El esfuerzo de “tirar del carro de una familia” y alimentar un hogar, un auténtico ser vivo en constante cambio, se vuelve ligero y llevadero si Él está en el centro. Ponemos cinco panes y dos peces, y Él los multiplica hasta que sobran doce cestos. El demonio es real y tiene la atroz energía que suscita en él el odio. Intenta a toda cosa deprimirnos y desanimarnos con respecto a nuestra propia familia, nosotros mismos, nuestro cónyuge y nuestros hijos. Conforme los hijos crecen, nos incita continuamente a hacer cosas más urgentes e “importantes” que permanecer en el hogar familiar, que es a veces un auténtico campo de batalla. Incluso la práctica espiritual puede ser a veces una huida. Nuestro lugar de encuentro con Cristo es, en primer lugar, nuestra casa, la vida oculta, las silenciosas virtudes domésticas, la infancia espiritual que vivimos de la mano de nuestros hijos.
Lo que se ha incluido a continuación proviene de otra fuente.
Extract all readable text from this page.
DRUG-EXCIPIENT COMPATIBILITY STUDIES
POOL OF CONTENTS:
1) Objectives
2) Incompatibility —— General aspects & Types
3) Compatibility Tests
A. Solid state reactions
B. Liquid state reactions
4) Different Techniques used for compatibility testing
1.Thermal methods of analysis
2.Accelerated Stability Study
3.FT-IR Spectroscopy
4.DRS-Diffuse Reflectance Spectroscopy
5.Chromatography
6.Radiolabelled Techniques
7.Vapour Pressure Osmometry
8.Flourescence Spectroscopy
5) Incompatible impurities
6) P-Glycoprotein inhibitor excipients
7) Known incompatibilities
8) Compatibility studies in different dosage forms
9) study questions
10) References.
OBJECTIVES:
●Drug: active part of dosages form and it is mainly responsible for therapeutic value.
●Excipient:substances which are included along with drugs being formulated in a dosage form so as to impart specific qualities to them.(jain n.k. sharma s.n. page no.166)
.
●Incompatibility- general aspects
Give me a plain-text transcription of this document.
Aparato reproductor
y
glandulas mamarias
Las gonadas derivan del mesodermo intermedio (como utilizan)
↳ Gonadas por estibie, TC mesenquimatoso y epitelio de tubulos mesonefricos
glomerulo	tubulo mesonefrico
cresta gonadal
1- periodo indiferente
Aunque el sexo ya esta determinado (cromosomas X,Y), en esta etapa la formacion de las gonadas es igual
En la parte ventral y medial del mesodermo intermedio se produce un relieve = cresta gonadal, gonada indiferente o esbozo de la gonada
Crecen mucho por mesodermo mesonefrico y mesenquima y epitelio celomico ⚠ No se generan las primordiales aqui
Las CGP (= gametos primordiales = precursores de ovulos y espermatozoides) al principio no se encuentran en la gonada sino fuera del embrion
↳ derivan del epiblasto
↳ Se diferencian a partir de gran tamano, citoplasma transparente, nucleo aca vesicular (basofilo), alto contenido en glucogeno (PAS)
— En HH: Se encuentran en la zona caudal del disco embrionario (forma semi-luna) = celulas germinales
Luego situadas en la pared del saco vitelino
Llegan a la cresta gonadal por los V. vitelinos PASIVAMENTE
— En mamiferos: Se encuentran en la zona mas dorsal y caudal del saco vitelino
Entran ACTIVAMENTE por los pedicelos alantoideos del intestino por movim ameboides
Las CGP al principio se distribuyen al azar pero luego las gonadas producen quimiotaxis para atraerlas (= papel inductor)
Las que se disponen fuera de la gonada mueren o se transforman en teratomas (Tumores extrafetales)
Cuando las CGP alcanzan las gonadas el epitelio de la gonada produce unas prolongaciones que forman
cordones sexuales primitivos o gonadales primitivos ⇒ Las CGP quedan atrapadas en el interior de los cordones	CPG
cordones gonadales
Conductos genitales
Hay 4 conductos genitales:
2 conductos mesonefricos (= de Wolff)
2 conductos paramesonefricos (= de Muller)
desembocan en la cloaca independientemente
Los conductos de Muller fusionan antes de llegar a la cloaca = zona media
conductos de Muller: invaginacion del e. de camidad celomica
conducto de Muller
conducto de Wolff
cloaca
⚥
Por eso, no pensemos tanto en huir de nuestras responsabilidades domésticas. No abandonemos. Nuestra casa es campo de batalla y nuestras armas son el amor y la oración.
Nuestra urgente necesidad de silencio y oración pueden cubrirse entre sus muros, sin salir de casa. Con tapones en los oídos si hace falta y un pestillo en la puerta. Así, sin salir de tu hogar, “entra en tu cuarto, cierra la puerta y habla a tu Padre que está en lo escondido”. Y, si no tienes fuerzas ni para hablar, limítate a ponerte en su presencia y permanecer en Él. Oración pasiva. Contemplación. Y si sientes que tienes el corazón roto, invoca a la Virgen.
“Me pongo a tus pies, Señor, pegada a ti, para que seas Tú quien ore y obre en mí. Madre, siento un gran cansancio, te ofrezco toda mi debilidad, mi silencio, cubre a mi familia con tu manto.“
Déjate amar. Eso es ser santo. Cristo en nosotros. Confiar en que el amor hará con nosotros lo que anhelamos. Hazte a un lado. Disfruta de ser llevado a hombros.
Esta Navidad, descansa en Él, con la certeza de que “Dios da el pan a sus amigos mientras duermen”.